Not the “AI stealth mode” tourists collecting podcasts and dopamine on LinkedIn. Real operators. Real inventory. Real boxes stacked to the ceiling while somebody’s customer refreshes tracking data like they’re monitoring a heart transplant.
Now Saltbox has closed an undisclosed Series C led by Packard Capital while opening its 3rd Atlanta location in Chamblee and expanding into Chicago in Fall 2026. That’s not vanity growth. That’s infrastructure growth. Different religion entirely.
What Tyler Scriven, Maxwell Bonnie, Paul D'Arrigo, and early co-founder Che Sharma understood before most people is that e-commerce was never just a software story. Everybody wanted to build the glossy storefront. Nobody wanted the operational knife fight happening behind the curtain. Warehousing. Fulfillment. Carrier negotiations. Returns. Damaged inventory. Founders packing orders at 1:13 AM wondering why entrepreneurship suddenly smells like cardboard and thermal labels. Saltbox walked straight into that chaos and built a business around making it survivable. That’s the move.
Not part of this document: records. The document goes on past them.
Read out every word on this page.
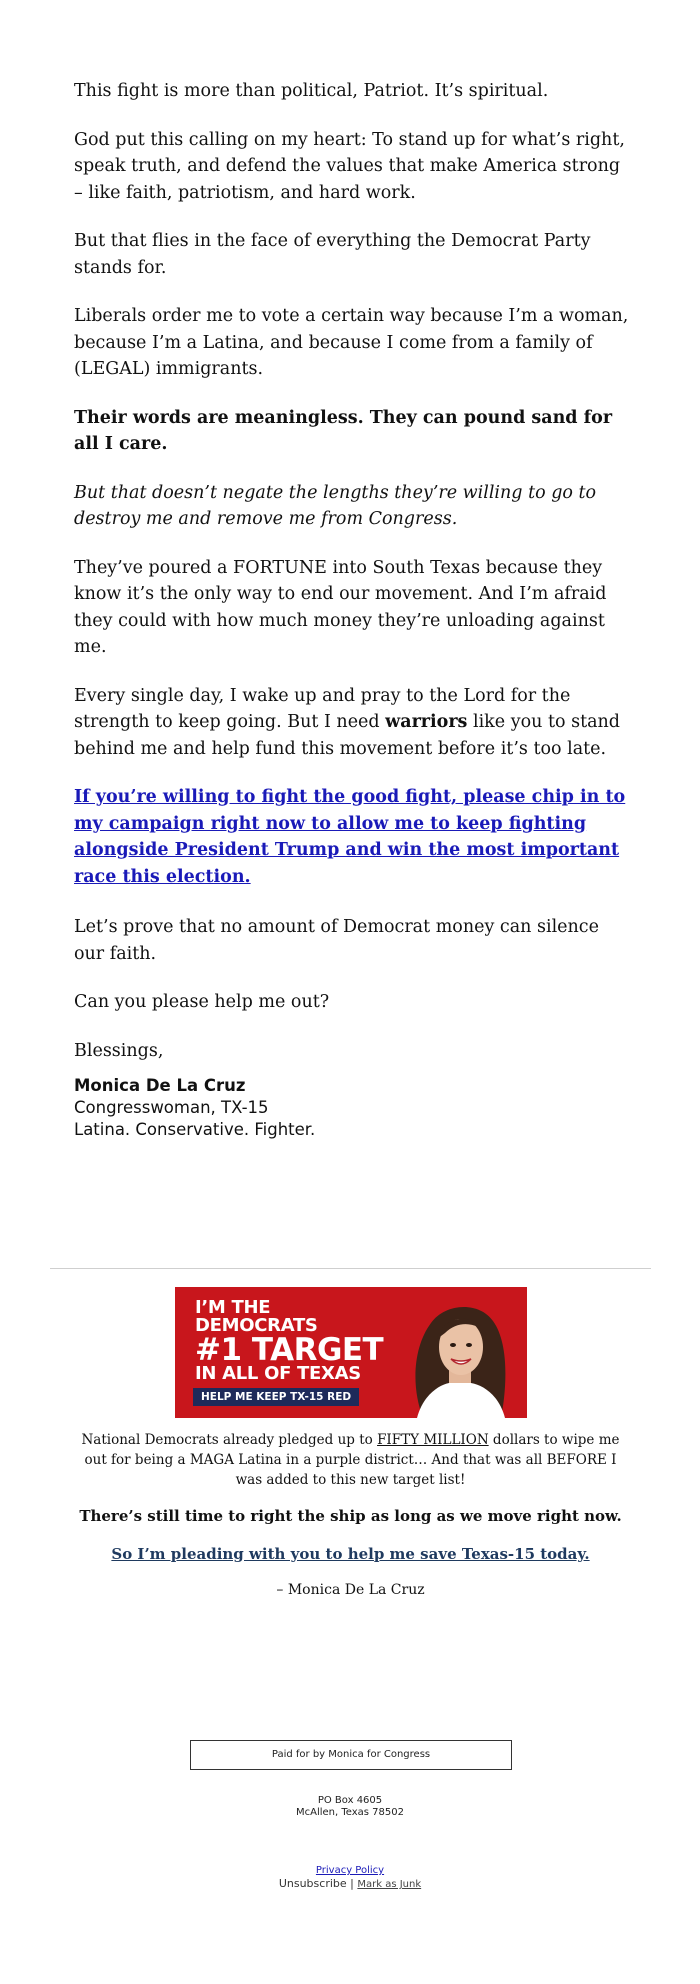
This fight is more than political, Patriot. It’s spiritual.

God put this calling on my heart: To stand up for what’s right, speak truth, and defend the values that make America strong – like faith, patriotism, and hard work.

But that flies in the face of everything the Democrat Party stands for.

Liberals order me to vote a certain way because I’m a woman, because I’m a Latina, and because I come from a family of (LEGAL) immigrants.

Their words are meaningless. They can pound sand for all I care.

But that doesn’t negate the lengths they’re willing to go to destroy me and remove me from Congress.

They’ve poured a FORTUNE into South Texas because they know it’s the only way to end our movement. And I’m afraid they could with how much money they’re unloading against me.

Every single day, I wake up and pray to the Lord for the strength to keep going. But I need warriors like you to stand behind me and help fund this movement before it’s too late.

If you’re willing to fight the good fight, please chip in to my campaign right now to allow me to keep fighting alongside President Trump and win the most important race this election.

Let’s prove that no amount of Democrat money can silence our faith.

Can you please help me out?

Blessings,

Monica De La Cruz
Congresswoman, TX-15
Latina. Conservative. Fighter.
I’M THE
DEMOCRATS
#1 TARGET
IN ALL OF TEXAS
HELP ME KEEP TX-15 RED

National Democrats already pledged up to FIFTY MILLION dollars to wipe me out for being a MAGA Latina in a purple district… And that was all BEFORE I was added to this new target list!

There’s still time to right the ship as long as we move right now.

So I’m pleading with you to help me save Texas-15 today.

– Monica De La Cruz

Paid for by Monica for Congress
PO Box 4605
McAllen, Texas 78502
Privacy Policy
Unsubscribe | Mark as Junk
Co-warehousing almost sounds too clean for what they created. This is physical infrastructure with SaaS logic underneath it. Flexible warehouse suites. Freight support. Pick-and-pack operations. Carrier access. Content studios. Community. Multi-market operational capability for brands trying to scale without setting money on fire signing rigid industrial leases that feel like mafia contracts drafted during a cocaine recession.
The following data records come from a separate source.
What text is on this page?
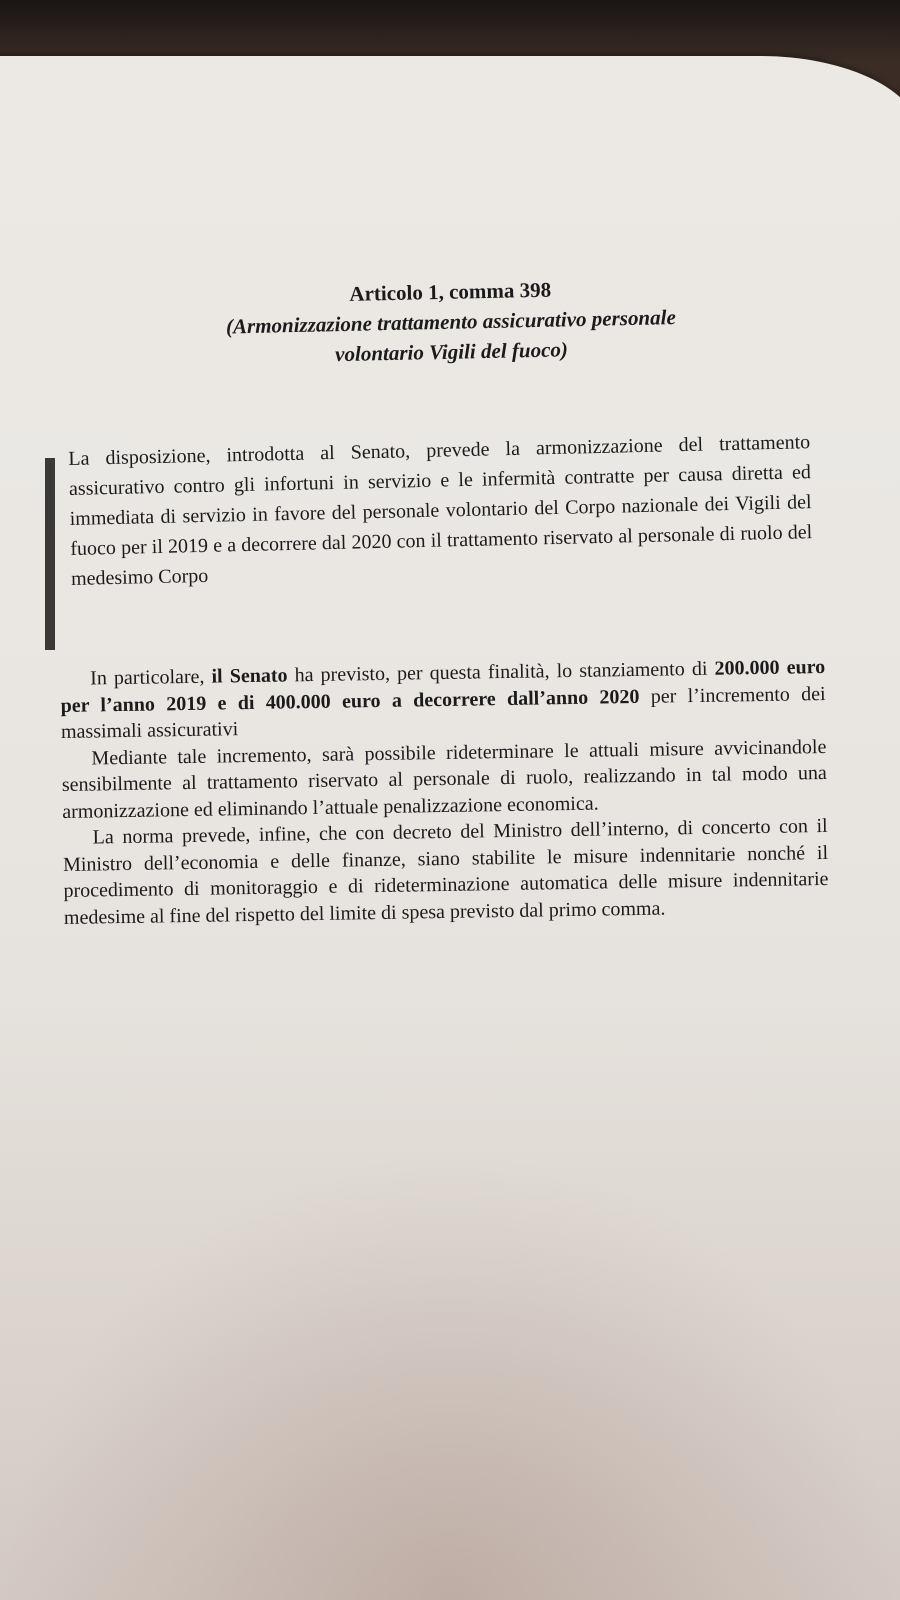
Articolo 1, comma 398
(Armonizzazione trattamento assicurativo personale volontario Vigili del fuoco)

La disposizione, introdotta al Senato, prevede la armonizzazione del trattamento assicurativo contro gli infortuni in servizio e le infermità contratte per causa diretta ed immediata di servizio in favore del personale volontario del Corpo nazionale dei Vigili del fuoco per il 2019 e a decorrere dal 2020 con il trattamento riservato al personale di ruolo del medesimo Corpo

In particolare, il Senato ha previsto, per questa finalità, lo stanziamento di 200.000 euro per l’anno 2019 e di 400.000 euro a decorrere dall’anno 2020 per l’incremento dei massimali assicurativi

Mediante tale incremento, sarà possibile rideterminare le attuali misure avvicinandole sensibilmente al trattamento riservato al personale di ruolo, realizzando in tal modo una armonizzazione ed eliminando l’attuale penalizzazione economica.

La norma prevede, infine, che con decreto del Ministro dell’interno, di concerto con il Ministro dell’economia e delle finanze, siano stabilite le misure indennitarie nonché il procedimento di monitoraggio e di rideterminazione automatica delle misure indennitarie medesime al fine del rispetto del limite di spesa previsto dal primo comma.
While chunks of tech spent the last few years pretending profitability was optional and calling layoffs “strategic alignment,” Saltbox stayed focused on operators building tangible businesses. Turns out reality still cashes checks.
CEO Katerina Cirilli stepping fully into the role feels less like a changing of the guard and more like adding another engine to the aircraft mid-flight. Her operational background at Shipt shows up all over Saltbox’s execution style. Tight systems. Fast movement. No corporate motivational-speaker fog machine energy. Just disciplined scaling. Lucy Voss has also been instrumental operationally as VP of Operations, helping turn multi-site complexity into something that actually functions at speed. Anybody who has managed logistics across markets knows that scaling operations without operational scar tissue is about as common as a calm group text between founders and carriers during peak shipping season. Then there’s Olivia Mariani leading marketing with the kind of positioning that understands modern operators don’t want inspiration posters. They want leverage.
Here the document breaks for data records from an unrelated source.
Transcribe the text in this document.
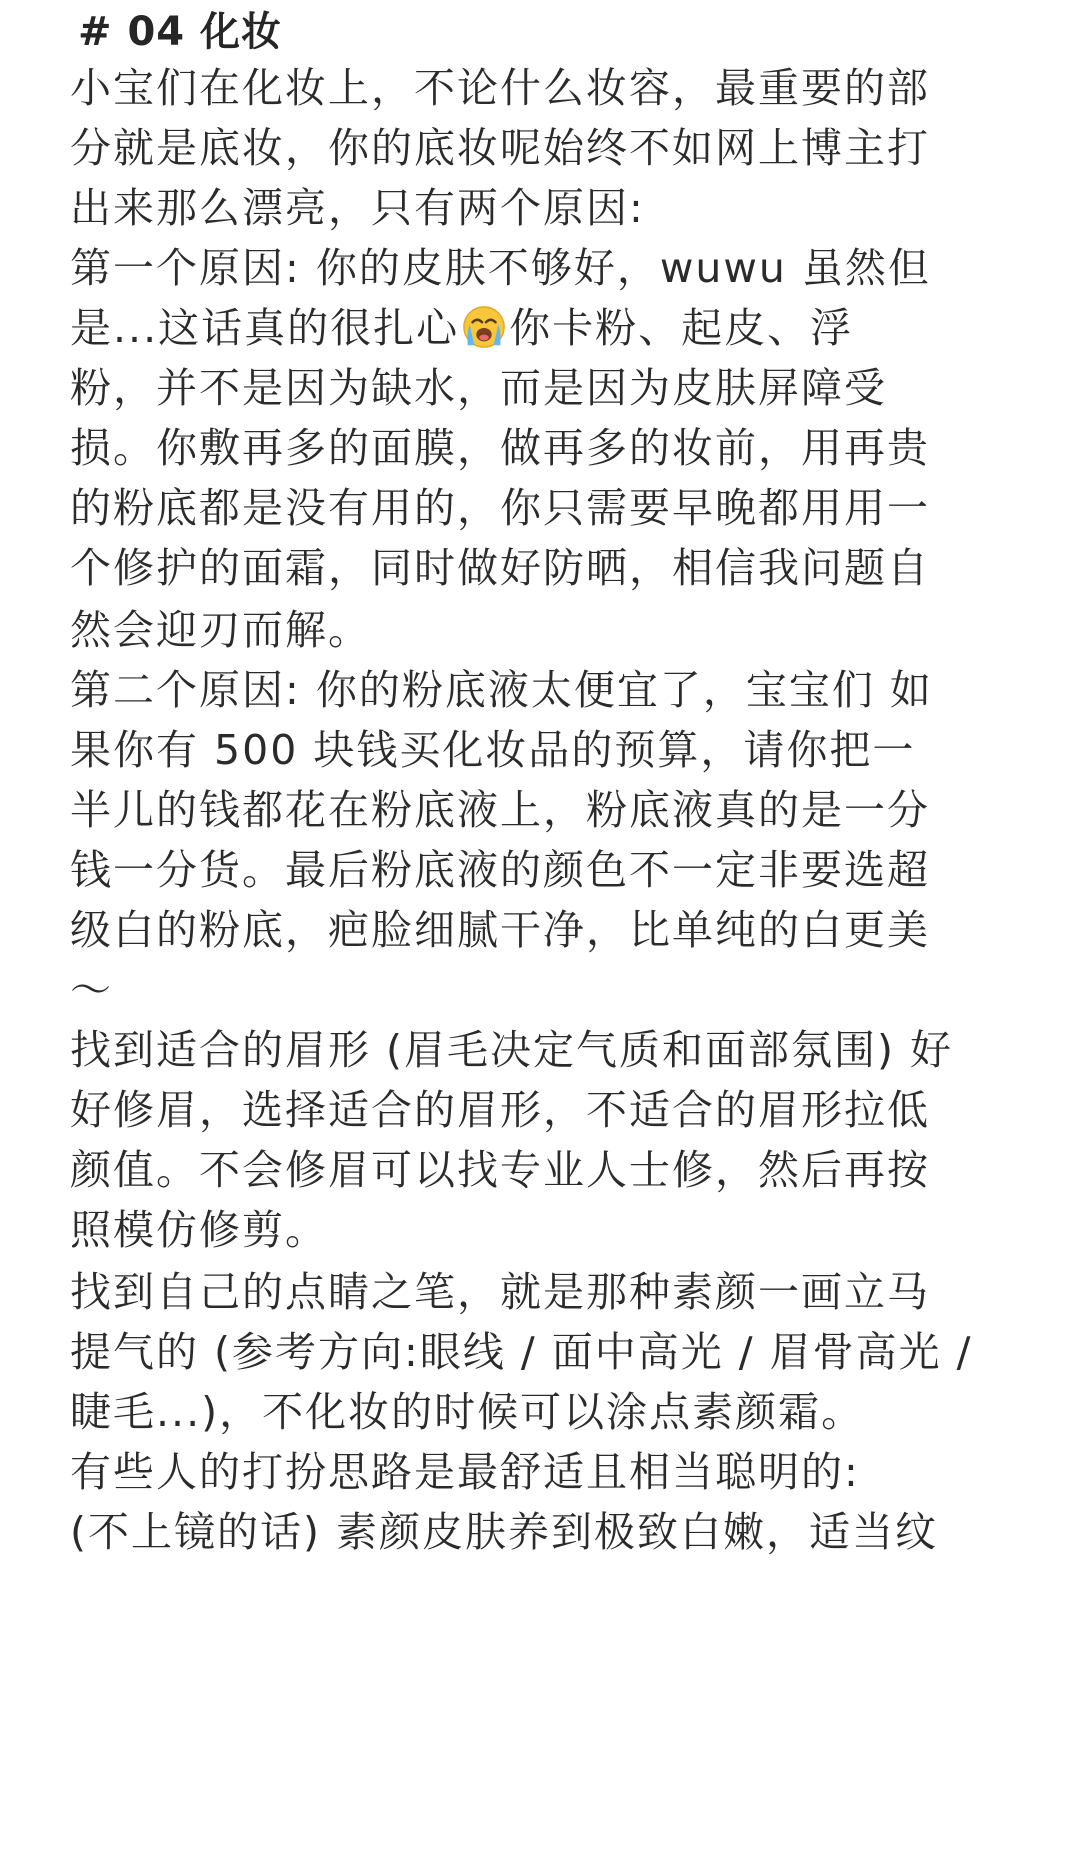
# 04 化妆
小宝们在化妆上，不论什么妆容，最重要的部
分就是底妆，你的底妆呢始终不如网上博主打
出来那么漂亮，只有两个原因:
第一个原因: 你的皮肤不够好，wuwu 虽然但
是...这话真的很扎心 你卡粉、起皮、浮
粉，并不是因为缺水，而是因为皮肤屏障受
损。你敷再多的面膜，做再多的妆前，用再贵
的粉底都是没有用的，你只需要早晚都用用一
个修护的面霜，同时做好防晒，相信我问题自
然会迎刃而解。
第二个原因: 你的粉底液太便宜了，宝宝们 如
果你有 500 块钱买化妆品的预算，请你把一
半儿的钱都花在粉底液上，粉底液真的是一分
钱一分货。最后粉底液的颜色不一定非要选超
级白的粉底，疤脸细腻干净，比单纯的白更美
～
找到适合的眉形 (眉毛决定气质和面部氛围) 好
好修眉，选择适合的眉形，不适合的眉形拉低
颜值。不会修眉可以找专业人士修，然后再按
照模仿修剪。
找到自己的点睛之笔，就是那种素颜一画立马
提气的 (参考方向:眼线 / 面中高光 / 眉骨高光 /
睫毛...)，不化妆的时候可以涂点素颜霜。
有些人的打扮思路是最舒适且相当聪明的:
(不上镜的话) 素颜皮肤养到极致白嫩，适当纹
And Parsel might be one of the better product names in logistics right now. Sounds like a shipping platform and a bourbon brand simultaneously. The platform helps members streamline fulfillment workflows and lower shipping costs, which translates into fewer founders rage-refreshing tracking dashboards while contemplating arson against their 3PL.
More than 1,000 brands now operate across Saltbox’s 12 locations nationwide. That number matters because ecosystems cannot be fabricated. You can buy impressions. You can rent attention. You cannot fake trust among operators losing money every minute something breaks.